L'idée de reconstitution anatomique, suppose la perception singulière de l'objet fossile, non comme ayant une signification en soi, mais comme vestige d'un passé, comme reste d'un être disparu[1]. Cet objet ne prend sens que s'il est ramené à la totalité d'un organisme dont il apparaît comme un fragment. Le reste fossile ne livre d'un animal que son squelette ou ses parties dures minéralisées, plus ou moins bien conservées par la fossilisation (dents, os, coquille, squelette externe). Les parties molles, les organes internes, la peau, les phanères, poils, plumes ou écailles, ont généralement disparu ; certains animaux (les mammifères mésozoïques par exemple) ne sont guère connus que par leur dents ou de rares fragments de leur squelette. La démarche paléontologique commence précisément à partir du moment où l'on considère que les restes trouvés représentent non le tout, mais seulement une partie de l'animal. Entre le fragment et le tout, l'opération de la reconstitution s'attache non seulement à l'animal lui-même (reconstitution anatomique), à son histoire (reconstitution phylogénétique), mais aussi à son mode de vie et à son environnement.

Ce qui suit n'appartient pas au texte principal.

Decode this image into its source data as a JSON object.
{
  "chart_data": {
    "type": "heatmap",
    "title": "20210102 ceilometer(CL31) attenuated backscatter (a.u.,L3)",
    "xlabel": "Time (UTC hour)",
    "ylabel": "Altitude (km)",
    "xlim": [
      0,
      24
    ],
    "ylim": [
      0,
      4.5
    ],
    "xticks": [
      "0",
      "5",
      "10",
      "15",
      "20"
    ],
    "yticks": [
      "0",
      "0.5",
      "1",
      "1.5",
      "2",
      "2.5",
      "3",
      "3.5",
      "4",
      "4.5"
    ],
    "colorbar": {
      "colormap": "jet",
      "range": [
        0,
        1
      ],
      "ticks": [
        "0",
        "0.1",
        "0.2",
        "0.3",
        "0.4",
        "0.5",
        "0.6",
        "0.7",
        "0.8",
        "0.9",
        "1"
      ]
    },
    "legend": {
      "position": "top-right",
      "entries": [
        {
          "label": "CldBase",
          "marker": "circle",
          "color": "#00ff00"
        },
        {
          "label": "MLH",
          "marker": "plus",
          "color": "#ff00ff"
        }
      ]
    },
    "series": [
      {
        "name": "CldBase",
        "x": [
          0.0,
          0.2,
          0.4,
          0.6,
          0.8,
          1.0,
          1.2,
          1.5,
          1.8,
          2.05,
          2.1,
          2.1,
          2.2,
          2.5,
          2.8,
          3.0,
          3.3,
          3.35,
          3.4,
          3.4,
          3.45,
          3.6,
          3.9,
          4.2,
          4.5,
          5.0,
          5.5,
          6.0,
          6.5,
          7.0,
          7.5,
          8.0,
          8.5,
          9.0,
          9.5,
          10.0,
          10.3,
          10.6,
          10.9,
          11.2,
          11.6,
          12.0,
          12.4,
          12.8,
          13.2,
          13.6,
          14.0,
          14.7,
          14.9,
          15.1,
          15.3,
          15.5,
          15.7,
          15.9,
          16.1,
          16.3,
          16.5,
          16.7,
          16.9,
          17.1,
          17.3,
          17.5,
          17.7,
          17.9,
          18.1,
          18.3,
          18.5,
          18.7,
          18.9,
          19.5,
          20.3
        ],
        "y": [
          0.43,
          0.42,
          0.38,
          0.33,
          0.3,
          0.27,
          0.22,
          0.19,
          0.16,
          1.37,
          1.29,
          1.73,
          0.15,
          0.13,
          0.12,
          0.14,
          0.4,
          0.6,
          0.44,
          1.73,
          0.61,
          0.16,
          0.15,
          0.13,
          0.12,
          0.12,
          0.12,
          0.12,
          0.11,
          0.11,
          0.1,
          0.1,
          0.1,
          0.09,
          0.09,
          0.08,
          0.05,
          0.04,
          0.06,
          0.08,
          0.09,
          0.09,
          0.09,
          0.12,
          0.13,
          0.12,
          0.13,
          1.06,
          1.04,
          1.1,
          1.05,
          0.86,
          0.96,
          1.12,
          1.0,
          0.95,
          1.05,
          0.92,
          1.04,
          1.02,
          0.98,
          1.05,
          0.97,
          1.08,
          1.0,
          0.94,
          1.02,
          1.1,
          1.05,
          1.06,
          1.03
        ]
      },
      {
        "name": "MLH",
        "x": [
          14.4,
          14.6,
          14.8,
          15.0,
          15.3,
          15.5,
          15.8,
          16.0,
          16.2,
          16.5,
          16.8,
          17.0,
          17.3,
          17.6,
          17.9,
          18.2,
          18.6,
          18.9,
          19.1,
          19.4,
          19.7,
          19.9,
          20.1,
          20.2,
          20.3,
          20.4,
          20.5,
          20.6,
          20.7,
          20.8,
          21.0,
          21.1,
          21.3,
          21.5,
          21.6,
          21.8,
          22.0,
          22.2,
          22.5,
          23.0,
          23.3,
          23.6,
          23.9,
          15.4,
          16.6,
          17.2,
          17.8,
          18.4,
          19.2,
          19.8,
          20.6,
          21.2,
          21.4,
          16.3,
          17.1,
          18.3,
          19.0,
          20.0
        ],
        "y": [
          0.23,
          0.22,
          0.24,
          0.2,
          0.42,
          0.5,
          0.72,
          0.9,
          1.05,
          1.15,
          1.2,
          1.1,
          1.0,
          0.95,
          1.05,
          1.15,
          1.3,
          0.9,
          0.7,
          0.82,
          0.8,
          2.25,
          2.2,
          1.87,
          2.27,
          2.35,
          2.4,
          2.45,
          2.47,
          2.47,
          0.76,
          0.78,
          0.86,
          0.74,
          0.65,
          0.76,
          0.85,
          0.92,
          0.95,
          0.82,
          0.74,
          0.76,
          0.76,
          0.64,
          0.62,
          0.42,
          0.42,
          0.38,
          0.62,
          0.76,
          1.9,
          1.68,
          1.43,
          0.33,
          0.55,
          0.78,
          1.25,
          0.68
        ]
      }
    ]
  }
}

Claudine Cohen, La méthode de Zadig, La trace, le fossile, la preuve, Paris, Seuil, 2011, p. 109-110

[1] Le danois Nicolas Sténon (Niels Steensen) fait en 1666 la démonstration de la nature organique de certains "objets fossiles" : la dissection d'une tête de requin fait apparaître que les mystérieux objets connus sous le nom de "glossoptères" et identifiés comme des langues de serpent pétricfiées sont en réalité des dents de requin. Voir Nicolas Sténon (Niels Steensen), Elementorum myologiae speciemn, seu Musculi descriptio geometrica. Cui accedunt canis carchariae dissectum caput, et dissectus piscis ex canum genere, Florence, 1667, et sa démonstration "cartéseienne" de l'origine organique des fossiles dans De solido intra solidum naturaliter contento dissertationis prodomus, Florence, [1669], et J. G. Winter (dir.), The Prodromus of Nicolaus Steno's Dissertation, Londres, 1916. La démonstration de Sténon sera presque littéralement reprise par Leibniz dans sa Protogea, Göttingen, 1749, § XVUII et § XXXI. Voir C. Cohen et A. Wakefield, introduction à l'édition en langue anglaise de Protogea, The University of Chicago Press [2008], 2010, p. XXV-XXVI, 43-47 et 79-83.